# What are some real-world uses of Octonions?

... octonions are the crazy old uncle nobody lets out of the attic: they are nonassociative.

Comes from a a quote by John Baez. Clearly, the sucessor to quaterions from the Cayley-Dickson process is a numerical beast, but has anybody found any real-world uses for them? For example, quaterions have a nice connection to computer graphics through the connection to SO(4), and that alone makes them worth studying. What can be done with a nonassociative algebra like the octonions?

Note: simply mentioning that they

have applications in fields such as string theory, special relativity, and quantum logic.

is not what I'm looking for (I can read wikipedia too). A specific example, especially one that is geared to someone who is not a mathematician by trade would be nice!

• One might want to note here that there exist nonassociative operations where hardly anyone seems to have any wonder about their use. Examples include subtraction, division, exponentiation, material implication, etc. Also, nonassociative operations, in some sense, happen a lot more often than associative operations.
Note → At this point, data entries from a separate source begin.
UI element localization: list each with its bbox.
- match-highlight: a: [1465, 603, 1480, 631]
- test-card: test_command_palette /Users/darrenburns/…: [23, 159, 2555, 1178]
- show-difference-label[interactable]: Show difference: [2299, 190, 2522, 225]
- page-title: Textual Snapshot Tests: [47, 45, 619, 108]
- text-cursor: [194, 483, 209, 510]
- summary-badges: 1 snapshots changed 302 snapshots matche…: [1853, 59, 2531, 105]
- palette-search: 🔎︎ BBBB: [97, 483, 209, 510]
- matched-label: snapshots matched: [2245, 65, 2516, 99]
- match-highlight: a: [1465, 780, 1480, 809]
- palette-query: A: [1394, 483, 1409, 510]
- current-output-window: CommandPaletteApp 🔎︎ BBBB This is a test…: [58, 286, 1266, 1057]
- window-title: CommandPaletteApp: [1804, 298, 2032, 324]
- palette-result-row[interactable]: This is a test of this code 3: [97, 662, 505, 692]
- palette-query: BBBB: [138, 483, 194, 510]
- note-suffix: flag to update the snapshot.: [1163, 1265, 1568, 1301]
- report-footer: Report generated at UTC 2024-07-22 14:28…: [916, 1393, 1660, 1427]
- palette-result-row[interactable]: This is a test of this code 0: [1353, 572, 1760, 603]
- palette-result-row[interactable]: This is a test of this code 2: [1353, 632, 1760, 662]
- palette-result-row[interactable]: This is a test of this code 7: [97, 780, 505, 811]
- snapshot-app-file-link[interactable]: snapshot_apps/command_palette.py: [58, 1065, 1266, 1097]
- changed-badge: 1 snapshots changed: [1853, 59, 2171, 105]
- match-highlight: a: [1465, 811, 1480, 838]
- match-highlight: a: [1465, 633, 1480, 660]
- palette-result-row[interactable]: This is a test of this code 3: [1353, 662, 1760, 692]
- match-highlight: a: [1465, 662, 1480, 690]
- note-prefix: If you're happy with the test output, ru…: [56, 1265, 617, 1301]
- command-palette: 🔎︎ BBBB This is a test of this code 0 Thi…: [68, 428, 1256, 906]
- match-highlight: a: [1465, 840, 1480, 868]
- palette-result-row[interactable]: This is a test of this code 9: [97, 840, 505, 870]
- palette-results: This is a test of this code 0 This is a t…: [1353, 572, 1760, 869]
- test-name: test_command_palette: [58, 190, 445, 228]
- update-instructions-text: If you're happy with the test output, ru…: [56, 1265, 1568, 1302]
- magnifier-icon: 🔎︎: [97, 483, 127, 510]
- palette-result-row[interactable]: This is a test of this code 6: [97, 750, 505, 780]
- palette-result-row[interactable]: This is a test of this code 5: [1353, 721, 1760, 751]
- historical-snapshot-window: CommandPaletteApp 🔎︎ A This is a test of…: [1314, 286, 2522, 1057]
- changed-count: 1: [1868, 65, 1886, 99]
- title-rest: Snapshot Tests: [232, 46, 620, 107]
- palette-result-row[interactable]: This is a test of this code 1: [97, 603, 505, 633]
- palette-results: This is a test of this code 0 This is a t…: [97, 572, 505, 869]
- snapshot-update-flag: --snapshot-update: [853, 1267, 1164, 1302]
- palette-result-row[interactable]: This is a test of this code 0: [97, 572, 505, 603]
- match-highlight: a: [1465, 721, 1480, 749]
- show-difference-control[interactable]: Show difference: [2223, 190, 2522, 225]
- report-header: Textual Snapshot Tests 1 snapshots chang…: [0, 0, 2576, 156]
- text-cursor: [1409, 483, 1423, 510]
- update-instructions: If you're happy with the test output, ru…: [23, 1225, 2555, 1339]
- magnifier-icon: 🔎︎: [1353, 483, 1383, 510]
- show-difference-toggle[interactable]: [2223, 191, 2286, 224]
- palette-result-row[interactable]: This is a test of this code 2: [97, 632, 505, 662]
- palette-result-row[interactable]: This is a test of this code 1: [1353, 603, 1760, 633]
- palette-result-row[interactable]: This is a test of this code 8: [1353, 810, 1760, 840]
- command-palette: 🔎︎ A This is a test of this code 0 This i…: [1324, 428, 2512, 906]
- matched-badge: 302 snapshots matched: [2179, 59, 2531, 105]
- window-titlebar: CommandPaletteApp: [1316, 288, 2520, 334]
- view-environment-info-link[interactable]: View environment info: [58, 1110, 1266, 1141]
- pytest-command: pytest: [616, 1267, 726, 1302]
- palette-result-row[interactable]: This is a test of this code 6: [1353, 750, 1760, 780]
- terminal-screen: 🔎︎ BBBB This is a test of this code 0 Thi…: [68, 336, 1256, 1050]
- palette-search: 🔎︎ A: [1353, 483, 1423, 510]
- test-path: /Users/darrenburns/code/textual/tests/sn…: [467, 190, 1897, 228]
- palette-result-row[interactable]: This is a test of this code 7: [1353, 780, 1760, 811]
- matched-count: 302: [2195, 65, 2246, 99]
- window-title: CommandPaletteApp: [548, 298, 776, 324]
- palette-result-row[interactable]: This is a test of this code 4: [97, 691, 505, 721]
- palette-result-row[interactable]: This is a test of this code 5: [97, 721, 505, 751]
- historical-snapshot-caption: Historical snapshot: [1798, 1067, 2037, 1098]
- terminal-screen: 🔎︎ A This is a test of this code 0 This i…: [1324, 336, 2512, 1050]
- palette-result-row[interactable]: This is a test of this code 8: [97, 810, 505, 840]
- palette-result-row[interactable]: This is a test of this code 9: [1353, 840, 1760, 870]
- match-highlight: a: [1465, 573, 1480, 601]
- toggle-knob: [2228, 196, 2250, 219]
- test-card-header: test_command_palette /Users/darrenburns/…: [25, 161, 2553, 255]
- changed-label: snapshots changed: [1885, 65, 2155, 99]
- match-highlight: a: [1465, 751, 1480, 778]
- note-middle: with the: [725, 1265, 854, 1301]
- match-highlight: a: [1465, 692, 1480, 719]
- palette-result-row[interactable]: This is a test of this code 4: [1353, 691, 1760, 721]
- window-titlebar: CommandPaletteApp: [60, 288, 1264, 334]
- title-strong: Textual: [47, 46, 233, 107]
Commented Feb 14, 2012 at 14:05
• The difference here is that multiplication is an operation that we'd expect to be associative, and all of a sudden it isn't. Commented Feb 13, 2014 at 19:46

John Baez has a long online article about uses of the octonions, at least some of which is concerned with their relationship to physics. You might also want to read his papers with Huerta, Division Algebras and Supersymmetry I and Division Algebras and Supersymmetry II.

I don't think you'll be able to find an easy application to explain to a layman, since the octonions are naturally connected to geometry in higher dimensions than most people can be bothered to care about.

A way of guaranteeing that real (so phase an integer multiple of $\pi$) fading radio signals from 8 transmit antennas will, crudely speaking, always interfere constructively, is based on octonions. See this article by Tarokh et al for more background. In their formula (5) you see the matrix representing multiplication by a generic octonion.

There are lots of applications, and one of them is Glimpses of the Octonions and Quaternions History and Todays Applications in Quantum Physics.

More recently, some researchers have been motivated to formulate portions of the Standard Model in terms of octonions. A more extreme--but intriguing--view is that octonions are fundamental from which all "lower" number systems follow.

First lines of a poster on the october qunatum physics conference: Projective and projection geometry for a new kind of unification

Gudrun Kalmbach H E

For a unification of the four basic interactions I use an octonian vector space with suitable projections, add Moebius transformations to the $$SU(1) \times SU(2) \times SU(3)$$ symmetry and seven $$3$$-dimensional Fano measures of Gleason which include Euclidean space coordinates.

Everyone who believes today that the world of physics is not a projection like used for TV, having originaly $$4$$ dimensions, is kept ignorant like in the middle ages. Double up the $$4$$ coordinates to octonian vectors by including an input vector $$e_0$$, an output vector $$e_7$$, two energy coordinates: $$e_5$$ for mass and a Higgs field, $$e_6$$ for frequencies. $$e_1,e_2,e_3$$ and $$e_4$$ are for space and time coordinates.

• Welcome to MSE. Please use MathJax. Commented Jul 28, 2017 at 8:41

To my knowledge, octonions are big in machine/deep learning and computer vision. Here's an example, and another.

I'd also like to mention that they extend the quaternions the same way quaternions extend the complex numbers. Quaternions let you use {1,j} or {1,k} as a complex base instead of just {1,i}, so you can do complex math freely in any basis, but you should be able to move the whole basis in/out of the rotation plane, etc. The same goes for octonions: edges can still serve as complex bases, but the attached faces are valid quaternion bases too. If I understood octonions better myself, maybe I could be of more help.

There are also the integer/integral octonions to consider, there was something about them forming the E8 lattice, but it all went over my head.